Openreach has said it will be trialling higher levels of ReTransmission (ReTx) on its very high-speed digital subscriber lines (VDSL), to assess the effect on both upstream and downstream traffic.
Detail is scarce, but the latest test is assumed to relate to G.998.4 (or G.INP, which Openreach calls ReTx), the ITU-standardised error-correction protocol for DSL. ReTx is also present within the G.fast protocol that is fundamental to Openreach’s ‘superfast’ (300Mbps+) mid-term hybrid broadband strategy.
According to ISPReview UK, Openreach will run the trial with opted-in ISPs for around eight weeks, involving around 160,000 connections, commencing mid-July 2019. Emphasis will be apparently on the historically more problematic upstream ReTx.
ReTx attempts to efficiently counter and regulate interference from ‘impulse noise’ by utilising a buffer, thus facilitating retransmission of corrupted data to help stabilise higher-speeds and improve latency.
Openreach has deployed ReTx in conjunction with its Huawei-supplied, fibre-connected cabinets since early-2015, following trials from 2013, but has encountered drawn-out problems in conjunction with equipment from rival (and now sidelined) cabinet-supplier ECI. Compatibility issues with some end-user modems and their chipsets have been suggested to be an underlying problem in the latter environment, particularly for upstream traffic.

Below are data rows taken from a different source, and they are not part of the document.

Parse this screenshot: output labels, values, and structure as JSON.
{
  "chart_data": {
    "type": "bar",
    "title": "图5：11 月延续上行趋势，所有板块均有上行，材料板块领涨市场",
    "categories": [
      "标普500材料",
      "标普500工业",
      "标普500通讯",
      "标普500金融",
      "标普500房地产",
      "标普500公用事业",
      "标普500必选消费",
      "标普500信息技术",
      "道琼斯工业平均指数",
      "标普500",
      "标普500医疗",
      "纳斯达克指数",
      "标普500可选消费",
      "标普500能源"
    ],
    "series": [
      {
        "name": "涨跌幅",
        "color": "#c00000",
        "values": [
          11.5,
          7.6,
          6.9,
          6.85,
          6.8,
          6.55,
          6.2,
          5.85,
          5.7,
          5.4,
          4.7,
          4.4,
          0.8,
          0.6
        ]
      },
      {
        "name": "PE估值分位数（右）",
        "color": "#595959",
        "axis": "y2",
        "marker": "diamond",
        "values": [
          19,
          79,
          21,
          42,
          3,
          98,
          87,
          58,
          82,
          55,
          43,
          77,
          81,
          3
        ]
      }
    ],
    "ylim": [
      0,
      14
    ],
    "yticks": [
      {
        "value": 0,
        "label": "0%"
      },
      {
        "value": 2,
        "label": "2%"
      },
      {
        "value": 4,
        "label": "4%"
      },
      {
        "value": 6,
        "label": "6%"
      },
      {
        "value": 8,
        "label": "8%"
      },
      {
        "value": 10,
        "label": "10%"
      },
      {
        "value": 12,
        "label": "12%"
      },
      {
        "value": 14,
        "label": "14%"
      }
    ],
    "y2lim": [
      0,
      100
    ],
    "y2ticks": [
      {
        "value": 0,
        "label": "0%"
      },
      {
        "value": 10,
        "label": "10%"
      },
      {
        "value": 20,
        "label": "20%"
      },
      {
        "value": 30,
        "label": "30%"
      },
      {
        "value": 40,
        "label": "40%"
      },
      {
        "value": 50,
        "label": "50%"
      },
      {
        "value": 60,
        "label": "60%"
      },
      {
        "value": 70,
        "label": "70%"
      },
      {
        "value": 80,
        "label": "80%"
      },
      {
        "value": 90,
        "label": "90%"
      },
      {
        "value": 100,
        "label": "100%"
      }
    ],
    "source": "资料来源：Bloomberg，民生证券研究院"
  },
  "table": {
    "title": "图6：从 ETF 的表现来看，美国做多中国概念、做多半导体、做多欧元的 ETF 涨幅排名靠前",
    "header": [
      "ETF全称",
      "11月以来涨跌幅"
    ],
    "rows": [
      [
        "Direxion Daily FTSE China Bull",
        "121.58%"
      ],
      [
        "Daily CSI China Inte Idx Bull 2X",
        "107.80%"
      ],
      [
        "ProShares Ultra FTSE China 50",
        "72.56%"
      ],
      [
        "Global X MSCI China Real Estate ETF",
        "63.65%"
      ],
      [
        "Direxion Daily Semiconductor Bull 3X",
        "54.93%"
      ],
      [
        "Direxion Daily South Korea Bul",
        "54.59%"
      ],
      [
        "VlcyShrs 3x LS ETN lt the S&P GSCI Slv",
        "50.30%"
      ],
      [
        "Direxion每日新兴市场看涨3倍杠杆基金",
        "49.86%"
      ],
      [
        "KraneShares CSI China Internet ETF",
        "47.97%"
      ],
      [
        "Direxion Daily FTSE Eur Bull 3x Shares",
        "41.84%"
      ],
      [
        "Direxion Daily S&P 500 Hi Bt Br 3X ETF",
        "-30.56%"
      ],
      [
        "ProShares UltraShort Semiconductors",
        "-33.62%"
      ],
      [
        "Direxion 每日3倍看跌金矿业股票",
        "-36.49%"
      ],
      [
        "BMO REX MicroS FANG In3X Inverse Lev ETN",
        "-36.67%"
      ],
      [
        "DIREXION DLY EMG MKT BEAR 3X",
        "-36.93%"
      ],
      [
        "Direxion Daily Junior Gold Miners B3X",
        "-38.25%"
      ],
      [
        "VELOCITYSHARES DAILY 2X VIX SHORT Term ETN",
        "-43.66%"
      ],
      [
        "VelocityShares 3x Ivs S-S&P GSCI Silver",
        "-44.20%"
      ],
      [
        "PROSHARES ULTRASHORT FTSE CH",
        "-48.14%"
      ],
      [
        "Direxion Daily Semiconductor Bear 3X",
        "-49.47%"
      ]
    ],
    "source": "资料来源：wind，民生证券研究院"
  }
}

Earlier in 2019, Openreach commenced a separate twelve-month, ISP opted-in trial to assess enhancements to its Dynamic Line Management (DLM) system. DLM is another tool used to optimise the performance of copper-delivered broadband. The trial is testing the impact of adding twelve further ‘speed steps’ to help fine-tune line speed and stability. It is reported to cover around 5,000 end-users connected to Huawei cabinets, with the new steps related to FTTC (mostly in the 50Mbps-80Mbps range).